From Bugzilla Helper: User-Agent: Mozilla/5.0 (X11; U; Linux i686; en-US; rv:1.0.1) Gecko/20020918 Description of problem: While running 9i RAC tests, we were monitoring overall performance, using the top utility. All 4 CPUs were evenly distributing the workload. This was evident by the percentage of user CPU time of all CPUs ranging between 85% and 100%. When we ran "iostat -x 3" to check disk IO performance, the process, ksoftiqrd_CPU0 ran up to 100% system CPU time, and stood at 100% throughout the rest of the test. At this time, CPU1,2,and 3 went to 1-3% user and 1-3% system CPU times. The ksoftirqd_CPU0 process continued to exhibit the same results when starting a second test. This condition was only cleared, when restarting the database. In addition to this, many of the the counters for "iostat -x 3 " (%util, avgqu-sz, avgrq-sz, svctm, etc.) seemed to display cumulative results, not being able to clear themselves and give proper 3 second statistics. Background Information: 2-way, 2.8Ghz server with Hyper Threading turned on * kernel -- 2.4.9-e.8 enterprise.AS2.1 1686 * sysstat 4.0.1 Release 2 * Oracle testing: * Mixed read/write IO on 4 tablespaces, across 4 CPUs Running 60 oracle processes One Oracle Instance The 2 major problems are: 1) CPU0 ends up running at 100% system time, severely impacting performance 2) iostat does not seem to clean it's counters for the specified interval, or ever for that matter. Version-Release number of selected component (if applicable): How reproducible: Always Steps to Reproduce: 1.Start 60 oracle processes, issuing continuous reads/writes to 4 tablespaces. Oracle tests run multiple select & insert/update statements. 2.run iostat during tests 3.top will show CPU0 at 100% system util while CPU1 CPU2 & CPU3 are at .03% Additional info: kernel -- 2.4.9-e.8 enterprise.AS2.1 1686 sysstat 4.0.1 Release 2
This is the same bug really as 83789. I have the same problem with just one telnet session running. Dell 530 dual 2.4ghz 4gb ram ecc
Im unconvinced they are the same thing
6 root 34 19 0 0 0 SWN 0.0 0.0 319:40 ksoftirqd_CPU0 10 root 15 0 0 0 0 SW 0.0 0.0 95:25 kswapd 13 root 15 0 0 0 0 SW 0.0 0.0 168:12 bdflush Linux 2.4.9-e.12enterprise #1 SMP Tue Feb 11 01:29:18 EST 2003 i686 unn This happens in a production environment running Oracle. Every few days the system will become completely unresponsive except for a redimentary functioning of the TCP/IP stack. Connect() returns success but remote host will just idle from that point forward. Server is unresponsive on console until it either returns (anywhere between 5 - 45 minutes, usually after the oracle listener and db have died) or the host is manually powercycled. Note: this is not connected with any orinico problems.

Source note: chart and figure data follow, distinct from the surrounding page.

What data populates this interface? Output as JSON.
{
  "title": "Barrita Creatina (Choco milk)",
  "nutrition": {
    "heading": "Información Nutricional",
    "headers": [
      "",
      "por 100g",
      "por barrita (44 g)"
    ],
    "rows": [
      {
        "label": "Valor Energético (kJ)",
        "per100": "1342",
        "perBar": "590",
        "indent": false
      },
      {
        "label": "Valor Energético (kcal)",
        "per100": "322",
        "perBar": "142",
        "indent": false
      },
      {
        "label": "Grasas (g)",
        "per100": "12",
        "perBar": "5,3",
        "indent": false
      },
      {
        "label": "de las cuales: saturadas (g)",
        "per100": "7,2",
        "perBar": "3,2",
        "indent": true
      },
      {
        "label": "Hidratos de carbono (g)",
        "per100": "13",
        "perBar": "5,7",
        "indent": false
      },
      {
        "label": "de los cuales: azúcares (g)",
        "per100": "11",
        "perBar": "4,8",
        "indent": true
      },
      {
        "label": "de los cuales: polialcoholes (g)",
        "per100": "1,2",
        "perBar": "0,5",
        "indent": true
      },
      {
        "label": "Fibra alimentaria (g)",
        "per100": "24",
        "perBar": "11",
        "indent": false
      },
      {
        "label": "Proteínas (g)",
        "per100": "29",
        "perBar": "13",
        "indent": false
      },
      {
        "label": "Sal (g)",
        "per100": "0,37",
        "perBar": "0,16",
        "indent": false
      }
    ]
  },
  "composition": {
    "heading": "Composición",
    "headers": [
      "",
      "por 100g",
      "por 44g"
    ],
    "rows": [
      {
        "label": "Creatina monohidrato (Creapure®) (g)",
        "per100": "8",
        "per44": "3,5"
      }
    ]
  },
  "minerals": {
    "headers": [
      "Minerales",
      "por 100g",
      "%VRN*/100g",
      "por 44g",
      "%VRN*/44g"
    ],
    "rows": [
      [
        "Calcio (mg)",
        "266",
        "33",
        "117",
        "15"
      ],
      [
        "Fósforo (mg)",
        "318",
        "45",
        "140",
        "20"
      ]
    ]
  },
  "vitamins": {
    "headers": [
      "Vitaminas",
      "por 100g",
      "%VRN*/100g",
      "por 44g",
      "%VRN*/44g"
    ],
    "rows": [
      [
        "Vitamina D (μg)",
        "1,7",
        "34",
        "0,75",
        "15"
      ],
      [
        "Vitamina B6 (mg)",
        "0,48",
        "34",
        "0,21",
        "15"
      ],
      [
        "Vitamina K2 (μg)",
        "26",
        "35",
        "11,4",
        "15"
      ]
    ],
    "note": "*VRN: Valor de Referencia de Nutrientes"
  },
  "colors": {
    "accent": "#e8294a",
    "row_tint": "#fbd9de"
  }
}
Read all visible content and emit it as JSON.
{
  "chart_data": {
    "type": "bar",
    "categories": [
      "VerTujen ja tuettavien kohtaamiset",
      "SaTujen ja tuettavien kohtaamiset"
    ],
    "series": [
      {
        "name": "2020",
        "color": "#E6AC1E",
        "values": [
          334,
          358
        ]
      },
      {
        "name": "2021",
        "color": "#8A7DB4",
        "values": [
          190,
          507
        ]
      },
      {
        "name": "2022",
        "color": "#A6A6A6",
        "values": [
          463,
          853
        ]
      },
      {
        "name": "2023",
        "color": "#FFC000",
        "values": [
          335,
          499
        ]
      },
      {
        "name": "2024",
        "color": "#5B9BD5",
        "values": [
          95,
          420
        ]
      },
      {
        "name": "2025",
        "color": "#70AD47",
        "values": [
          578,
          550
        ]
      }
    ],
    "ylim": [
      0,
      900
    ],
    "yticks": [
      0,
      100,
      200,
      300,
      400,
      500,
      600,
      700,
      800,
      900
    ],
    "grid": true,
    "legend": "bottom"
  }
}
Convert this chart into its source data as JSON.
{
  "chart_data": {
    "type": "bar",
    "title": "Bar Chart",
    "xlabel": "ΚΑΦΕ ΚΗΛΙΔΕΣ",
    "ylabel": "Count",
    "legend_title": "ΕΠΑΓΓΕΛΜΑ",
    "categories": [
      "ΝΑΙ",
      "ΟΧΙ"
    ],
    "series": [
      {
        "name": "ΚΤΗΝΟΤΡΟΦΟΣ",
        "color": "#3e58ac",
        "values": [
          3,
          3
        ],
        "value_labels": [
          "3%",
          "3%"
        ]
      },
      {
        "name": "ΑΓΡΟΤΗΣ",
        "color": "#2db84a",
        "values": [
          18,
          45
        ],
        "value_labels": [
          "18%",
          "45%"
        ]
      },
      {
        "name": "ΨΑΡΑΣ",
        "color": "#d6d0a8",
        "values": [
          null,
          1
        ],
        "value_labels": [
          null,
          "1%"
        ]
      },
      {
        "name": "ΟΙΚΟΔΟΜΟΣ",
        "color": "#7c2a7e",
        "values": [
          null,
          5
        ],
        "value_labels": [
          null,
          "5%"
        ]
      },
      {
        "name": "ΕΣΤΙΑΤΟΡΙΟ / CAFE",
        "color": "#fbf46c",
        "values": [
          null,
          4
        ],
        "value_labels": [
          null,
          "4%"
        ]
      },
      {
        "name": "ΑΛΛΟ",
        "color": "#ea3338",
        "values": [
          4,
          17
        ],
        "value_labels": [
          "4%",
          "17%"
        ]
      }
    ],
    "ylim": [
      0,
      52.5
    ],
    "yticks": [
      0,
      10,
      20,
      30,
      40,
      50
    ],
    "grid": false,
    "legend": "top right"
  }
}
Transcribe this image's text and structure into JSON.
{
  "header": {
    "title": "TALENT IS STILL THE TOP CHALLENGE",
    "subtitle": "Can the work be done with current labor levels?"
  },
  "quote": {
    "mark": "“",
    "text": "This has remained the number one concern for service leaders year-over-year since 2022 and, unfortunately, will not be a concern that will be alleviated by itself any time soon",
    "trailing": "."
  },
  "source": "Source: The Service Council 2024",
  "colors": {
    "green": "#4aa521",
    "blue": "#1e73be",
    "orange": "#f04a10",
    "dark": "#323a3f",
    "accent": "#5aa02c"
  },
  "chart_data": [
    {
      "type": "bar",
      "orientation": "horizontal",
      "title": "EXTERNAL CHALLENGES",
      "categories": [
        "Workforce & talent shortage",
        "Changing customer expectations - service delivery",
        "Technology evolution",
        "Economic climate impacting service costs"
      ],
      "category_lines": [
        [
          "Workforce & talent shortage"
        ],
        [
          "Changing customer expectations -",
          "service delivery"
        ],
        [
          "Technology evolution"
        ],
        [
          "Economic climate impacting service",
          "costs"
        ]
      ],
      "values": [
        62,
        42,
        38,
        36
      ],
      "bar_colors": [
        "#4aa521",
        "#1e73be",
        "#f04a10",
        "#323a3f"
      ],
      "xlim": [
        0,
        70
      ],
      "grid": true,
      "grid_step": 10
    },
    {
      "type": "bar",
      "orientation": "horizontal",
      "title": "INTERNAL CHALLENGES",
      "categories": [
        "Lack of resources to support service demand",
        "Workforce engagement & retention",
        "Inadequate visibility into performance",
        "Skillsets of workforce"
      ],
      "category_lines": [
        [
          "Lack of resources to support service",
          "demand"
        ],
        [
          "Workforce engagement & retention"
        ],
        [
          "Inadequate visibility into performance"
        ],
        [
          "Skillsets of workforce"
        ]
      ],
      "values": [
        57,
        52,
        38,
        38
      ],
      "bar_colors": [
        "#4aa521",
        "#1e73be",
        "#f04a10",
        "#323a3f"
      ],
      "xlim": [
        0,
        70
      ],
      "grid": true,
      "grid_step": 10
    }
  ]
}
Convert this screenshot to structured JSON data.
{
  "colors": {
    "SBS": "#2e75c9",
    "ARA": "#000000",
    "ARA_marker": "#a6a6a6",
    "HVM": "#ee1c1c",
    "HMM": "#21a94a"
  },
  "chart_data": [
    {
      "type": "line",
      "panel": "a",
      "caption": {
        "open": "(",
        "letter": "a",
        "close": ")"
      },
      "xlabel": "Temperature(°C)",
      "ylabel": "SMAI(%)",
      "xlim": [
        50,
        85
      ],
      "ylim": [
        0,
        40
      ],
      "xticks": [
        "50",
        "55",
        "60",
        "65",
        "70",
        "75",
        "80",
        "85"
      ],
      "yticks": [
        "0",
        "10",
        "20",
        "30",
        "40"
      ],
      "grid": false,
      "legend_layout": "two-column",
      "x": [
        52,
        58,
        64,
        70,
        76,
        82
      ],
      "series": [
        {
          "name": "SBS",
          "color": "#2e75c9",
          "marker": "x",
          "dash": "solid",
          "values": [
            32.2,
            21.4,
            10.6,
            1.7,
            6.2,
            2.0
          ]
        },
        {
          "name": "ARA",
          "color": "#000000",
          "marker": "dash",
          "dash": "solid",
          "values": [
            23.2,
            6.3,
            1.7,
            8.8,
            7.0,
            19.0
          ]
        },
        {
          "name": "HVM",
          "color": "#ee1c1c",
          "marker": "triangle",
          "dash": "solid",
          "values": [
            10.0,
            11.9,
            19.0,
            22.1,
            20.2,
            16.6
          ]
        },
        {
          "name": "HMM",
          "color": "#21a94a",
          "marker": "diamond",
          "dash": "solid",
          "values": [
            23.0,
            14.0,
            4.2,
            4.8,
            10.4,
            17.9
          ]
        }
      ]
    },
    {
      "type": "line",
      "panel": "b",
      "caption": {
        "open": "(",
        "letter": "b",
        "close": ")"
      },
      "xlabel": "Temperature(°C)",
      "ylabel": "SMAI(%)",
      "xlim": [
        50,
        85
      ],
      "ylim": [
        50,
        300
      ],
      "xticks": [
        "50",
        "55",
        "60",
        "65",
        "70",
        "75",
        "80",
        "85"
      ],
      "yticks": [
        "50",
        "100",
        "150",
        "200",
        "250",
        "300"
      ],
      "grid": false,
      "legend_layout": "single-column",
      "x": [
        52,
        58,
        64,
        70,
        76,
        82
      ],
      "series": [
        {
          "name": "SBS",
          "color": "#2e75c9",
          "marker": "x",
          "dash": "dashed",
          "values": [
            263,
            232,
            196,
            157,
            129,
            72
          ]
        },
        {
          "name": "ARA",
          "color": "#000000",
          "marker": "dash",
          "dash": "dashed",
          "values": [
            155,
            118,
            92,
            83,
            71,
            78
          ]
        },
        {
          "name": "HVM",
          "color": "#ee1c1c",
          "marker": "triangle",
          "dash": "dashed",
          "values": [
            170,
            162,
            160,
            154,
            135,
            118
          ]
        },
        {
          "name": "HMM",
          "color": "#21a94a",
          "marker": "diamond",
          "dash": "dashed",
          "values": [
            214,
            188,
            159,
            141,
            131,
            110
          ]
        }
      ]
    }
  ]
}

Does the problem still show with recent kernels? Anyway, this sounds like a kernel/scheduling problem to me, even more so because the problem shows not only when iostat runs.
handing off to the kernel group
this is an old one, i think we should start w/reproducing it on the latest rhel2.1 kernel, e.49. thanks.
This is a truely ancient report. If there is no update here in the next two weeks demonstrating this bug on a current 2.1 kernel, this ticket will be closed.